At the standard water-gypsum ratio, the porosity of gypsum stone is 47–55% by volume. The structure of solidified gypsum stone is characterized by high communicating porosity. These are mostly macropores. The proportion of micropores in gypsum building materials is insignificant. Modification of gypsum binders with fine-ground fillers reduces the proportion of macropores in the material and improves the structure of composite materials.
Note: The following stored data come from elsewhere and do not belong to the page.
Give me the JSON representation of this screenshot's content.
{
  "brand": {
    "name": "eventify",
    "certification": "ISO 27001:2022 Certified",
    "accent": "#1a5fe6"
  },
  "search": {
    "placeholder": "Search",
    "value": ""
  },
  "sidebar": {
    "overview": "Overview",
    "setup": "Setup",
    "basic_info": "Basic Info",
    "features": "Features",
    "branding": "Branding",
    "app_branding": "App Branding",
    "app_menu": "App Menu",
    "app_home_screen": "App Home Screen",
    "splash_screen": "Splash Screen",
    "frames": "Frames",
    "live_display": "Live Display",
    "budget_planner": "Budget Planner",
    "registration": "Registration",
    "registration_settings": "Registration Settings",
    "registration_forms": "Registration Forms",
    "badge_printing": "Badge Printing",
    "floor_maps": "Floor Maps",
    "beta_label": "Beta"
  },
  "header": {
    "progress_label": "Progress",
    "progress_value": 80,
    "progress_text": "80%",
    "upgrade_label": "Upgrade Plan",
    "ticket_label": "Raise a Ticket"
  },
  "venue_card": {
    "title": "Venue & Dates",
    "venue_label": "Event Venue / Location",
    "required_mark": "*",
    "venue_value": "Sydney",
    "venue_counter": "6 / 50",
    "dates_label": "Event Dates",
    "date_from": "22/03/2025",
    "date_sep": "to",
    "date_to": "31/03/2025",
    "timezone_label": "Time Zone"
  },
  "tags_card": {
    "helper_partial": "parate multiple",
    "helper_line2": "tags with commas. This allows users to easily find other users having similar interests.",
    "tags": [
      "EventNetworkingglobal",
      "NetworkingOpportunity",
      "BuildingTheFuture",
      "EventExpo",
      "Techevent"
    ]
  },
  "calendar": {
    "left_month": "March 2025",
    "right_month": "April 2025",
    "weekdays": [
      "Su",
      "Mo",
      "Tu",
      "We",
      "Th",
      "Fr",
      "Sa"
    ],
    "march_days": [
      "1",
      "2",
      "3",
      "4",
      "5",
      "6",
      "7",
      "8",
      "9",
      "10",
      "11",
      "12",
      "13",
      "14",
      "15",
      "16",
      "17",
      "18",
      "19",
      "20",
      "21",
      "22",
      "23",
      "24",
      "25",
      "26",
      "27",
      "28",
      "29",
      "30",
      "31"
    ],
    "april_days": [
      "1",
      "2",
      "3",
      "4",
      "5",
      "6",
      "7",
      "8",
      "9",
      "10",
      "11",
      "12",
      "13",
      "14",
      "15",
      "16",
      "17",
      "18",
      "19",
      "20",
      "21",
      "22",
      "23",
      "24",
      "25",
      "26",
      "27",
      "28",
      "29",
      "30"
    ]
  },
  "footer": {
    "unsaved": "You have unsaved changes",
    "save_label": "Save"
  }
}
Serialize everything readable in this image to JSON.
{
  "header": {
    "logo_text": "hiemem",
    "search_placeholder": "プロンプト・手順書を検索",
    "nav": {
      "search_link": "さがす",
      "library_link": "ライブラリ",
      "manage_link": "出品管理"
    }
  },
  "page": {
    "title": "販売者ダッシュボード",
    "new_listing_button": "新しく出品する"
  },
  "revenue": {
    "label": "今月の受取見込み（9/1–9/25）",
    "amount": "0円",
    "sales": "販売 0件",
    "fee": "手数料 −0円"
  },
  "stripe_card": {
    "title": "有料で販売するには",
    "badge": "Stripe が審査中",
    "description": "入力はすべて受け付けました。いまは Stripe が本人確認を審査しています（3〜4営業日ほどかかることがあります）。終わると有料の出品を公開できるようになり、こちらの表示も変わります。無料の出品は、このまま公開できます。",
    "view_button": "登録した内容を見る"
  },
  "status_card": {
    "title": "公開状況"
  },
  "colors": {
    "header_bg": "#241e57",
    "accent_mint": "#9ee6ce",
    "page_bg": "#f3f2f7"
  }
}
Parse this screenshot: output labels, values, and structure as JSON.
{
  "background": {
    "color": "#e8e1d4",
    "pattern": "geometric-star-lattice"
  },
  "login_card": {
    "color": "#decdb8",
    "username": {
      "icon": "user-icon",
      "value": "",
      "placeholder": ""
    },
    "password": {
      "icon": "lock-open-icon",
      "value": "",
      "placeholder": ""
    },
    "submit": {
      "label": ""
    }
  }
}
To study the radiation-protective properties of the obtained composites, pure gypsum samples and BGPb-60 compositions were taken. The results of calculations of linear (µ) and mass (µ_m) attenuation coefficients are presented in Table 3.

Table 3. Physical-mechanical and radiation-protective characteristics of composites.

The obtained data show that the linear attenuation coefficients of composites are one and a half or more times greater than those of BG. This allows concluding that the radiation-protective properties of composites are significantly better than those of BG.

4 Conclusion

A composite finishing material for biological protection against ionizing radiation with a linear attenuation coefficient of 1.76–2.11 cm⁻¹ was obtained from building gypsum and lead oxides. It is shown that the nature of lead oxide affects the strength and density of composite materials to a lesser extent than their granulometry. In the process of hydration and hardening of the composite, lead oxides do not change their texture and structure, but affect the formation and growth of gypsum crystals. The material based on BG and β-Pb₃O₄ consists of large gypsum crystals with a layered-batch structure. In contrast, the material based on BG and α-PbO₂ is represented by elongated thin prismatic gypsum crystals wrapped in a fine-crystalline mass of filler.